Still, he argued that the alternative would be falling further behind in a race to build up housing stock.

“I think (Monday’s vote) could set us back years, if not decades,” Bingle said during a Friday news conference.

Representatives from the Spokane Home Builders Association, Spokane Realtors and others, as well as independent developers, showed up to council chambers en masse prior to Monday’s vote, warning of dire consequences if the council didn’t choose Bingle’s alternative proposal.

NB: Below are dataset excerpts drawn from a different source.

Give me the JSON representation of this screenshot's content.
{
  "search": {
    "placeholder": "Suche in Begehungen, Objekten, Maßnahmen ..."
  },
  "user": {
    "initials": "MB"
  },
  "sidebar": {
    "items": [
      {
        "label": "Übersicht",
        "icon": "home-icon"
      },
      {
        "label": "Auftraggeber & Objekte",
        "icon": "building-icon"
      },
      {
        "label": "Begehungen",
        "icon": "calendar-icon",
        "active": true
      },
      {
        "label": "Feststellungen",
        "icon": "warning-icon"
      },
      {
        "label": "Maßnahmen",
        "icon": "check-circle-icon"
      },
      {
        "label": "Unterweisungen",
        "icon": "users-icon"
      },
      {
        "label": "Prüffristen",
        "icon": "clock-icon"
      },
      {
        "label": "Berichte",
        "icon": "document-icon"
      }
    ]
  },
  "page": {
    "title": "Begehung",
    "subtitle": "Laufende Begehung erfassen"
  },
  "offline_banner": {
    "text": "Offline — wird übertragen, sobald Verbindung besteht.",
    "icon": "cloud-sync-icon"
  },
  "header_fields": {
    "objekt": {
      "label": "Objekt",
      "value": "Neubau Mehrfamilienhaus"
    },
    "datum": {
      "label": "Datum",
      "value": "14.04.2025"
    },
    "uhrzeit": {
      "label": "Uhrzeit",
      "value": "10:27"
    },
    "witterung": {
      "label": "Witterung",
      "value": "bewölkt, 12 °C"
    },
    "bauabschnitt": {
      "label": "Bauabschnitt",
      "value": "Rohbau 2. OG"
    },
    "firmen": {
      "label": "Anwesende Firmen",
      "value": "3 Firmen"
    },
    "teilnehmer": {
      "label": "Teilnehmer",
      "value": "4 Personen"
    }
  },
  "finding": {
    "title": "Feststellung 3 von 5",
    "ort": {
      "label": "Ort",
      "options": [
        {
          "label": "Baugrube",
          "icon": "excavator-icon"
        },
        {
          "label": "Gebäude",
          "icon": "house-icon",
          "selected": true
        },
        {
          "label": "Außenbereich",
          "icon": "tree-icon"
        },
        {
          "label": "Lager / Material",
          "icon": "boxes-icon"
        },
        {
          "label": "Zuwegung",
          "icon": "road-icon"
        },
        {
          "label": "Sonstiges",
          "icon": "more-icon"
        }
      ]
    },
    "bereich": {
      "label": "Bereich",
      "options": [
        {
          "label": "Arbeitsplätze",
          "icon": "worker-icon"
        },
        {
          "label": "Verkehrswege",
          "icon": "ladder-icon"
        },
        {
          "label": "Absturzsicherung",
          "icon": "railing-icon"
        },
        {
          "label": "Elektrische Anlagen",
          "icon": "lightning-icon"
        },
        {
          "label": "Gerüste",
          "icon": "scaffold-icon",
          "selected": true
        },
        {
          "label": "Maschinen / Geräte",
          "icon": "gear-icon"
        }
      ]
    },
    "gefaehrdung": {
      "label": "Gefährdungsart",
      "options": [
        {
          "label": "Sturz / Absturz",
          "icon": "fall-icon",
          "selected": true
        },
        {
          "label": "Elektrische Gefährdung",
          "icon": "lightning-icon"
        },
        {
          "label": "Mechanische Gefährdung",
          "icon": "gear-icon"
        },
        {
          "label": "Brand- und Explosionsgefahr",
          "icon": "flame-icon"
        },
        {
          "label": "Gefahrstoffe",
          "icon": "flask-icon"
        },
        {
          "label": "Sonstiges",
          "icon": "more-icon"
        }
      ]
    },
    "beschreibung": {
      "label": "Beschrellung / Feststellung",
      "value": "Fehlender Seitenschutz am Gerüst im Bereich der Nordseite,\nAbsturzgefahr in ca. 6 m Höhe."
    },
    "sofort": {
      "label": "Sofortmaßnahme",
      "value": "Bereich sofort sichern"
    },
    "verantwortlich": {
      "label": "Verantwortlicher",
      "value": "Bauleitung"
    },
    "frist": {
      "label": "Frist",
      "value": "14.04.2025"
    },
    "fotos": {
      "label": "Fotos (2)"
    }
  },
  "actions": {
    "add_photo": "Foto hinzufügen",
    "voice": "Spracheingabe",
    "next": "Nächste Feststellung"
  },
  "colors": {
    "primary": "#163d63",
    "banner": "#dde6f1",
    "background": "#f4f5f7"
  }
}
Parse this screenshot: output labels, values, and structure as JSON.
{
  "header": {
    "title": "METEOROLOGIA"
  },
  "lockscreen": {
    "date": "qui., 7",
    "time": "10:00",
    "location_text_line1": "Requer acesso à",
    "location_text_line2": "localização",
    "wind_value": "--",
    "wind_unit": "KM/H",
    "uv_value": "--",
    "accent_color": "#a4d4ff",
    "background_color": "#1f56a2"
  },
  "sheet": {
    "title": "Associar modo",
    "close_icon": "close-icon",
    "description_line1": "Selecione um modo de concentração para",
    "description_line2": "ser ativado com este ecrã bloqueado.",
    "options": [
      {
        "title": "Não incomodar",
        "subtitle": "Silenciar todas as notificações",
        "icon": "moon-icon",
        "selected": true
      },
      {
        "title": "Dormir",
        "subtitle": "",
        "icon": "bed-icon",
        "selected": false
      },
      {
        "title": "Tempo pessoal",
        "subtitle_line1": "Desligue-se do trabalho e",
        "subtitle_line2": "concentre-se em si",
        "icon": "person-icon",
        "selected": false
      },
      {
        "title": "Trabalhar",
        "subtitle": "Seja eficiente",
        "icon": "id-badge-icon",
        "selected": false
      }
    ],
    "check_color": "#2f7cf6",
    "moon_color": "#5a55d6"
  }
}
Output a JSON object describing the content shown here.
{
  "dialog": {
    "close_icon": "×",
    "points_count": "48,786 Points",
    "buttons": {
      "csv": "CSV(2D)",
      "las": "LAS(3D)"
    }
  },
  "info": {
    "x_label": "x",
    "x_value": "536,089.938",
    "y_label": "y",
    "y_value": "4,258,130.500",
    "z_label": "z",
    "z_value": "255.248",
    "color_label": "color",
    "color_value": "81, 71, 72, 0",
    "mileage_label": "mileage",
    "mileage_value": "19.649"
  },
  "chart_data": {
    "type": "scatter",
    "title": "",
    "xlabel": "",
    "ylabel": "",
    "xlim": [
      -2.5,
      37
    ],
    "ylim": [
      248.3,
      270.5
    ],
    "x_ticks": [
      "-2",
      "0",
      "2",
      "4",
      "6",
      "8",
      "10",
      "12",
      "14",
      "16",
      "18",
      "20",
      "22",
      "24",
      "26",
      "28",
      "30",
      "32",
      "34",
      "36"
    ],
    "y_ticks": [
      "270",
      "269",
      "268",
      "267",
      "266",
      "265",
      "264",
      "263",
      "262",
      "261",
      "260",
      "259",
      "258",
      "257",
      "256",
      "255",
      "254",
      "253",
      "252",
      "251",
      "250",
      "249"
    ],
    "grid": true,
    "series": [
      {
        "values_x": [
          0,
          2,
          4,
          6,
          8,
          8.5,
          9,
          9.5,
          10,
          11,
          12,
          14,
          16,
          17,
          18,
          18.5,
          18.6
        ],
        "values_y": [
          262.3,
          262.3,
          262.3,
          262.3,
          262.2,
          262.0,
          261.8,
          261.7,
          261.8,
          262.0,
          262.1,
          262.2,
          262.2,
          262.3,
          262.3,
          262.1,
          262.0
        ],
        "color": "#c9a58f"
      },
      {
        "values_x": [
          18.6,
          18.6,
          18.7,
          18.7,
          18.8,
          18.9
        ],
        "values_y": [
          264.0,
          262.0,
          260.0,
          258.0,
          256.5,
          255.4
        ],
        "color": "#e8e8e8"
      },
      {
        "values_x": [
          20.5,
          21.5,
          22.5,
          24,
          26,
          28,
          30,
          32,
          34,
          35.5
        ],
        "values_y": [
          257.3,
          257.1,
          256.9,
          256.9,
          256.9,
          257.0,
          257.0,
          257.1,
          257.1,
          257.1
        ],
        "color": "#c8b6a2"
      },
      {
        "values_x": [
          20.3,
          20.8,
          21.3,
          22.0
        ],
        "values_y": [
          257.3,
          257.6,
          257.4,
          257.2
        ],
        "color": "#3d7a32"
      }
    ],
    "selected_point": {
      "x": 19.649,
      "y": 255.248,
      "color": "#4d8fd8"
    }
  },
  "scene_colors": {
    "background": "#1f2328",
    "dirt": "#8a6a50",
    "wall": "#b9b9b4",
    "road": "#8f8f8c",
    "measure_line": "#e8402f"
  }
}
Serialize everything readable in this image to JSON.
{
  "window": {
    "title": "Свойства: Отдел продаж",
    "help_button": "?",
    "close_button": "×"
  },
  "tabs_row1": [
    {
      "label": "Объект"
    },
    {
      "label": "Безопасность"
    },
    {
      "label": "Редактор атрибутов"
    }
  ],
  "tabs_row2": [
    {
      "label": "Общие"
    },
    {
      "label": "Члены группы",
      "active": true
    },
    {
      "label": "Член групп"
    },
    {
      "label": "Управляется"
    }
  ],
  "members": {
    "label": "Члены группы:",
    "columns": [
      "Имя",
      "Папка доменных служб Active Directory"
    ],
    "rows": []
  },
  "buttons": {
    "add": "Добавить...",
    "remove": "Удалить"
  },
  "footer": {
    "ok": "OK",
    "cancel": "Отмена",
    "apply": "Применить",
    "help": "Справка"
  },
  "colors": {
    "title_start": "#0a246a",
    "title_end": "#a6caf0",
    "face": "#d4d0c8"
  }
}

Tom Hormel, president of the Spokane Realtors, noted a multi-million dollar project at the airport that would be partially paid for through transportation impact fees.

“It had better be a nice upgrade to the airport, because it’s going to be busy with all the citizens leaving Spokane to find a place that’s affordable to live,” Hormel said.

In an hour-long debate, council members mulled the merits of Bingle’s alternative, as well as the concerns raised by the crowd of homebuilders.

Proposals were submitted then retracted to extend the Latah Valley building moratorium, to adopt a version of Bingle’s alternative, and more, but nothing came of them. In some cases, Councilwomen Karen Stratton or Betsy Wilkerson appeared to be willing to further compromise with Bingle, but the logistics of doing so at the eleventh hour proved onerous.

In the end, Bingle was only able to extract a promise that the council would consider an alternative of his in two weeks.